El atrevido ingenio de Micromil escapaba cada vez más de prisa, mientras que el Cosmolud no hacía más que girar y girar, pero sin poder alcanzarle, a pesar. de dar más vueltas que una gigantesca peonza; y tanto giró y con tanta velocidad que se relajaron las cadenas de la gravitación, hasta el punto de alcanzar el límite de su resistencia, reventando con ello los puntos de atracción eléctrica y, con terrible potencia centrífuga, de pronto estalló el gigante y, hecho pedazos, salió disparado por el vacío, desparramando sus ardientes espirales galácticas, y así comenzó la fuga de las nebulosas. Micromil afirmó tras aquella catástrofe que el triunfo era suyo, puesto que el Cosmolud de Gigaciano se había volatilizado antes de pronunciar una sola frase racional; sin
embargo, Gigaciano replicó que el objeto de la competición no consistía en medir la fuerza, sino la comprensión, o sea, cuál de las dos creaciones era más inteligente y no cuál aguantaba más, y puesto que lo ocurrido nada tenía que ver con el objeto del desafío, afirmaba que Micromil le había engañado vergonzosamente.
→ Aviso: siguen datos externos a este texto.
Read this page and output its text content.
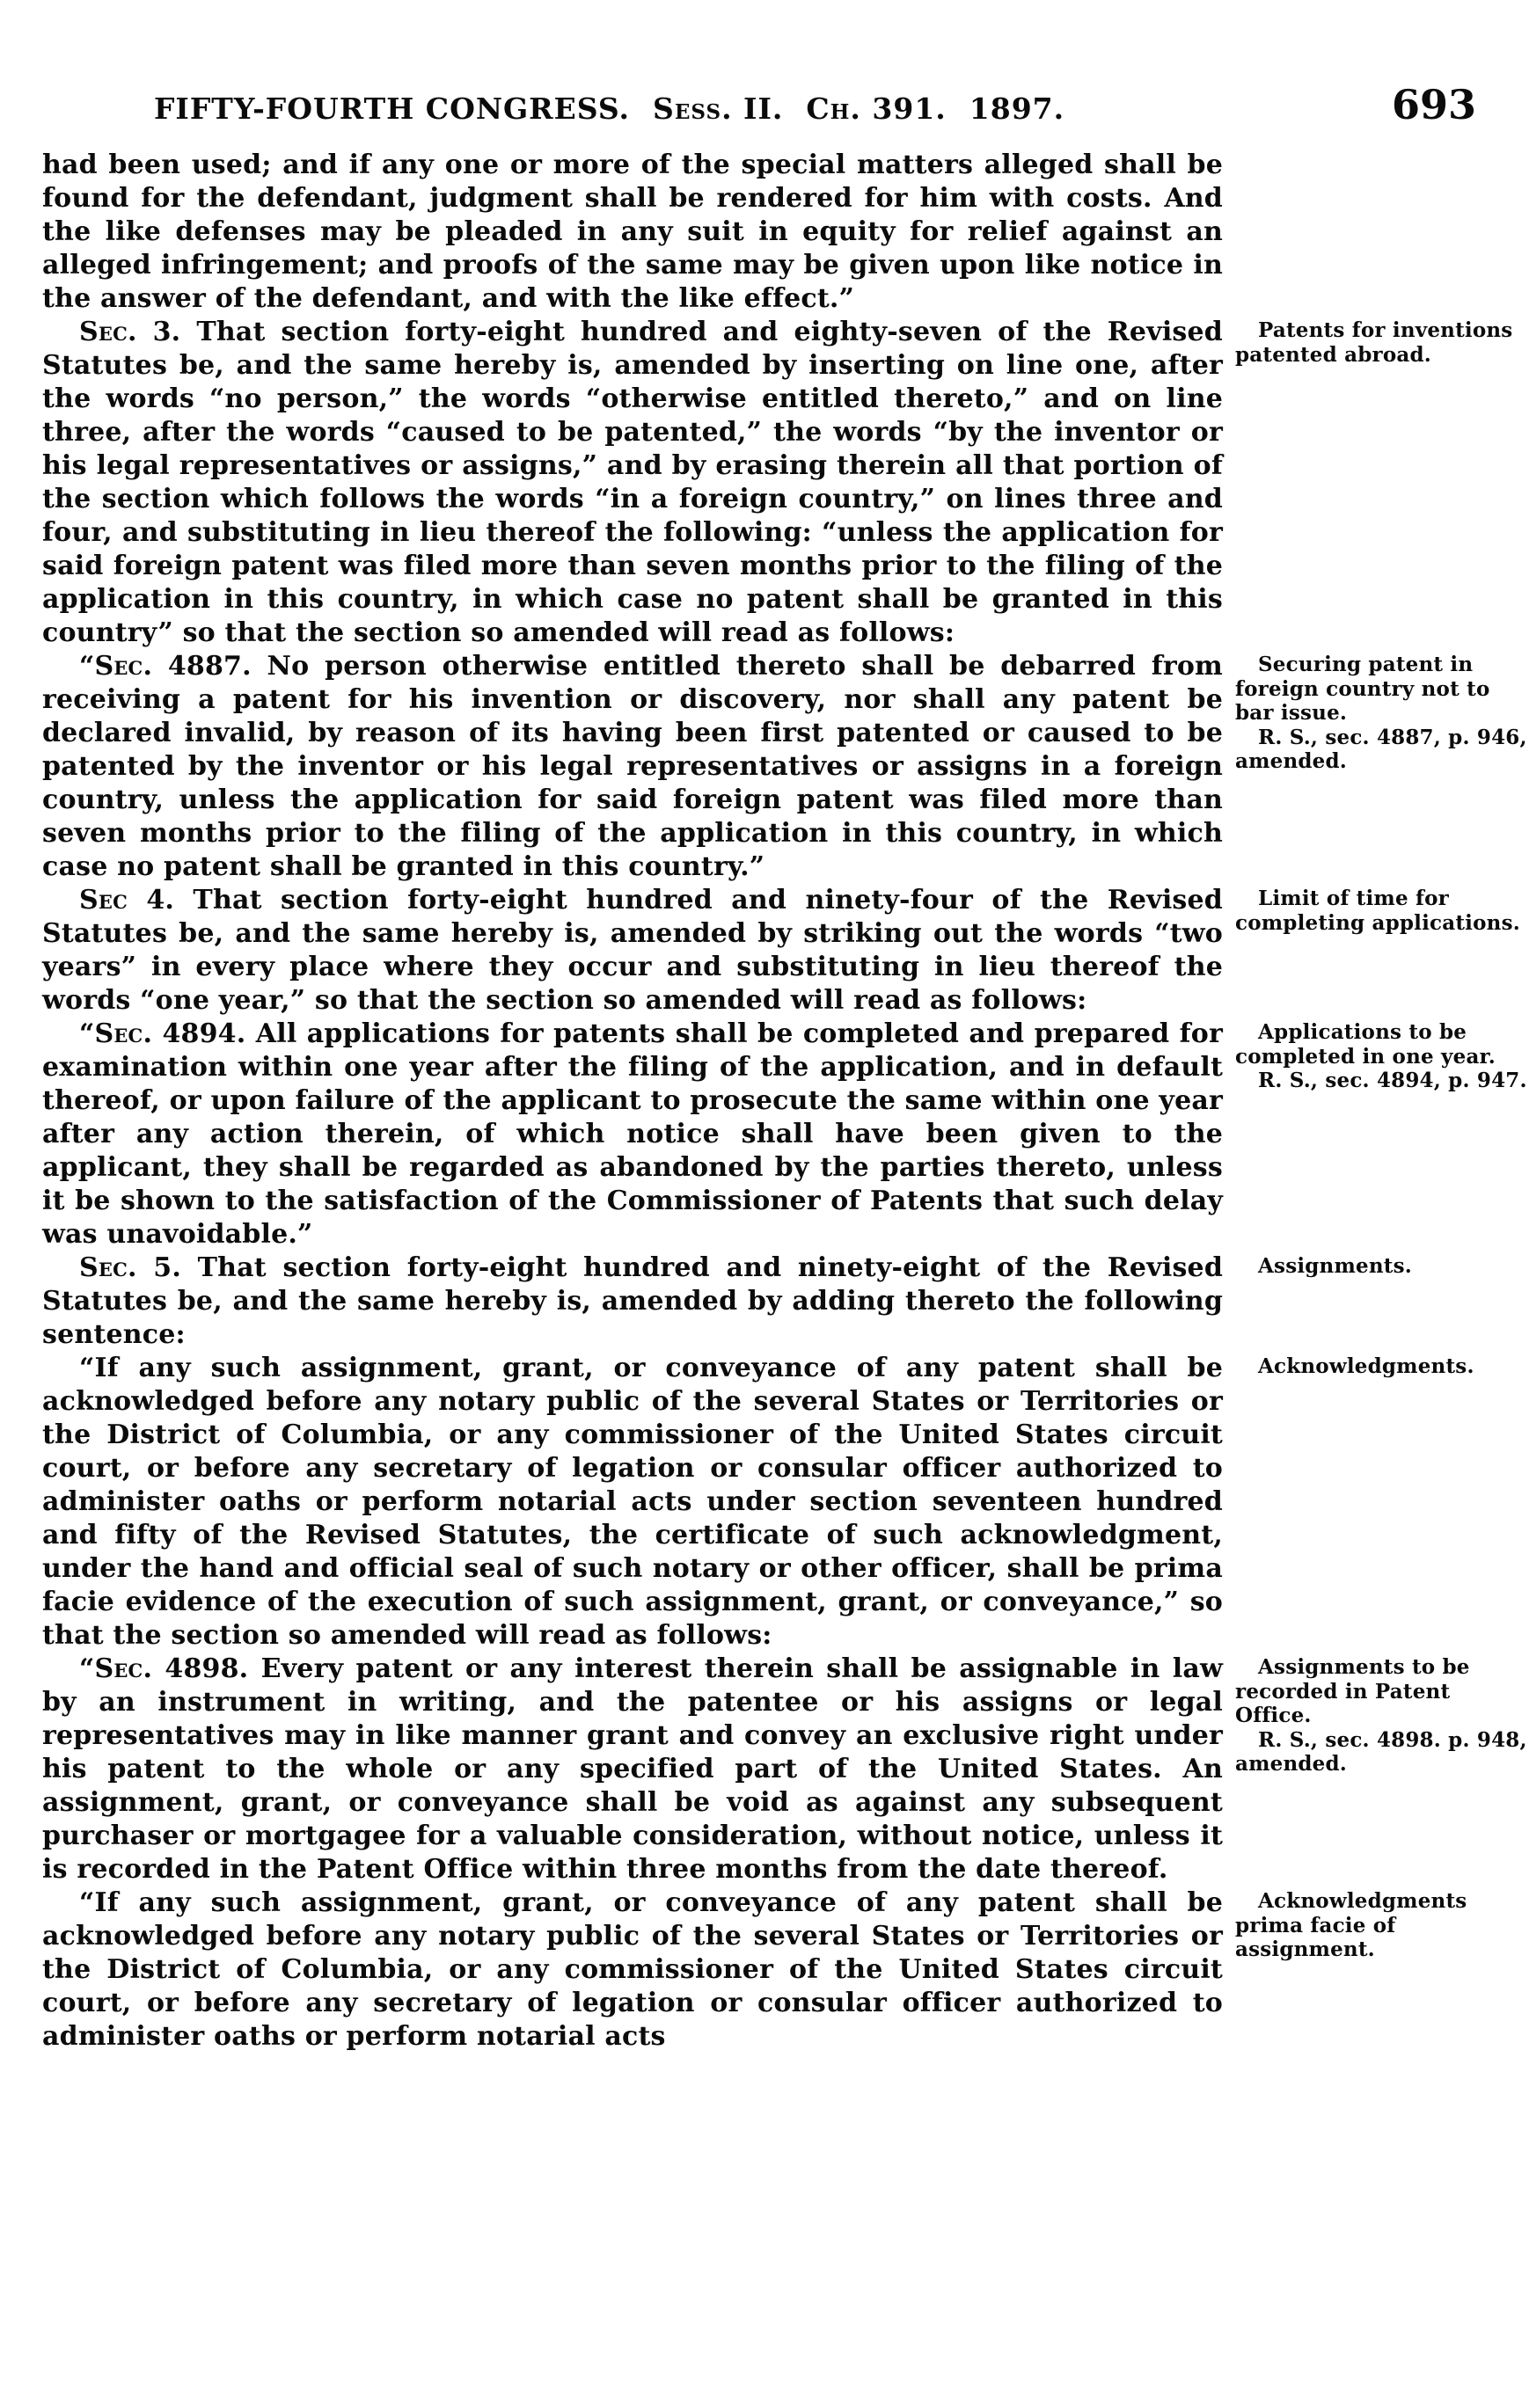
FIFTY-FOURTH CONGRESS. Sess. II. Ch. 391. 1897.	693

had been used; and if any one or more of the special matters alleged shall be found for the defendant, judgment shall be rendered for him with costs. And the like defenses may be pleaded in any suit in equity for relief against an alleged infringement; and proofs of the same may be given upon like notice in the answer of the defendant, and with the like effect.”

Sec. 3. That section forty-eight hundred and eighty-seven of the Revised Statutes be, and the same hereby is, amended by inserting on line one, after the words “no person,” the words “otherwise entitled thereto,” and on line three, after the words “caused to be patented,” the words “by the inventor or his legal representatives or assigns,” and by erasing therein all that portion of the section which follows the words “in a foreign country,” on lines three and four, and substituting in lieu thereof the following: “unless the application for said foreign patent was filed more than seven months prior to the filing of the application in this country, in which case no patent shall be granted in this country” so that the section so amended will read as follows:

Patents for inventions patented abroad.

“Sec. 4887. No person otherwise entitled thereto shall be debarred from receiving a patent for his invention or discovery, nor shall any patent be declared invalid, by reason of its having been first patented or caused to be patented by the inventor or his legal representatives or assigns in a foreign country, unless the application for said foreign patent was filed more than seven months prior to the filing of the application in this country, in which case no patent shall be granted in this country.”

Securing patent in foreign country not to bar issue.
R. S., sec. 4887, p. 946, amended.

Sec 4. That section forty-eight hundred and ninety-four of the Revised Statutes be, and the same hereby is, amended by striking out the words “two years” in every place where they occur and substituting in lieu thereof the words “one year,” so that the section so amended will read as follows:

Limit of time for completing applications.

“Sec. 4894. All applications for patents shall be completed and prepared for examination within one year after the filing of the application, and in default thereof, or upon failure of the applicant to prosecute the same within one year after any action therein, of which notice shall have been given to the applicant, they shall be regarded as abandoned by the parties thereto, unless it be shown to the satisfaction of the Commissioner of Patents that such delay was unavoidable.”

Applications to be completed in one year.
R. S., sec. 4894, p. 947.

Sec. 5. That section forty-eight hundred and ninety-eight of the Revised Statutes be, and the same hereby is, amended by adding thereto the following sentence:

Assignments.

“If any such assignment, grant, or conveyance of any patent shall be acknowledged before any notary public of the several States or Territories or the District of Columbia, or any commissioner of the United States circuit court, or before any secretary of legation or consular officer authorized to administer oaths or perform notarial acts under section seventeen hundred and fifty of the Revised Statutes, the certificate of such acknowledgment, under the hand and official seal of such notary or other officer, shall be prima facie evidence of the execution of such assignment, grant, or conveyance,” so that the section so amended will read as follows:

Acknowledgments.

“Sec. 4898. Every patent or any interest therein shall be assignable in law by an instrument in writing, and the patentee or his assigns or legal representatives may in like manner grant and convey an exclusive right under his patent to the whole or any specified part of the United States. An assignment, grant, or conveyance shall be void as against any subsequent purchaser or mortgagee for a valuable consideration, without notice, unless it is recorded in the Patent Office within three months from the date thereof.

Assignments to be recorded in Patent Office.
R. S., sec. 4898. p. 948, amended.

“If any such assignment, grant, or conveyance of any patent shall be acknowledged before any notary public of the several States or Territories or the District of Columbia, or any commissioner of the United States circuit court, or before any secretary of legation or consular officer authorized to administer oaths or perform notarial acts

Acknowledgments prima facie of assignment.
Desde entonces, Micromil. anda buscando su rubí, que se perdió durante la catástrofe, pero sin poder encontrarlo, ya que en cuanto divisa una luz roja, allí acude corriendo, pero se encuentra con que se trata de la luz de una nebulosa huyendo sonrojada de la vejez, y vuelve a buscar nuevamente, pero siempre en vano. A su vez, Gigaciano se dedica, con ayuda de cuerdas gravitantes y de hilos irradiantes, a coser los fragmentos dispersos de su Cosmolud, utilizando como aguja la radiación más dura. Pero todo lo que cose se rompe instantáneamente, de tan enorme que es la fuerza de las nebulosas tan pronto como emprenden la huida. Así que ni uno ni otro lograron descubrir los misterios de la materia, a pesar de haberla dotado de una mente y haberle puesto una boca; pero en el momento decisivo de la conversación, ésta resultó tan pobre que se la califica de irrazonable y tonta por su ignorancia.
Pero hay un hecho cierto y es que el gigante Cosmolud de Gigaciano se rompió en una
infinidad de pedazos por culpa del rubí de Micromil y todos esos fragmentos siguen volando hasta hoy en todas direcciones. Y si alguien no lo cree, que pregunte a los sabios si no es cierto que todo lo que existe en el cosmos gira incesantemente alrededor de su eje como una peonza; pues todo empezó con esa vertiginosa rotación.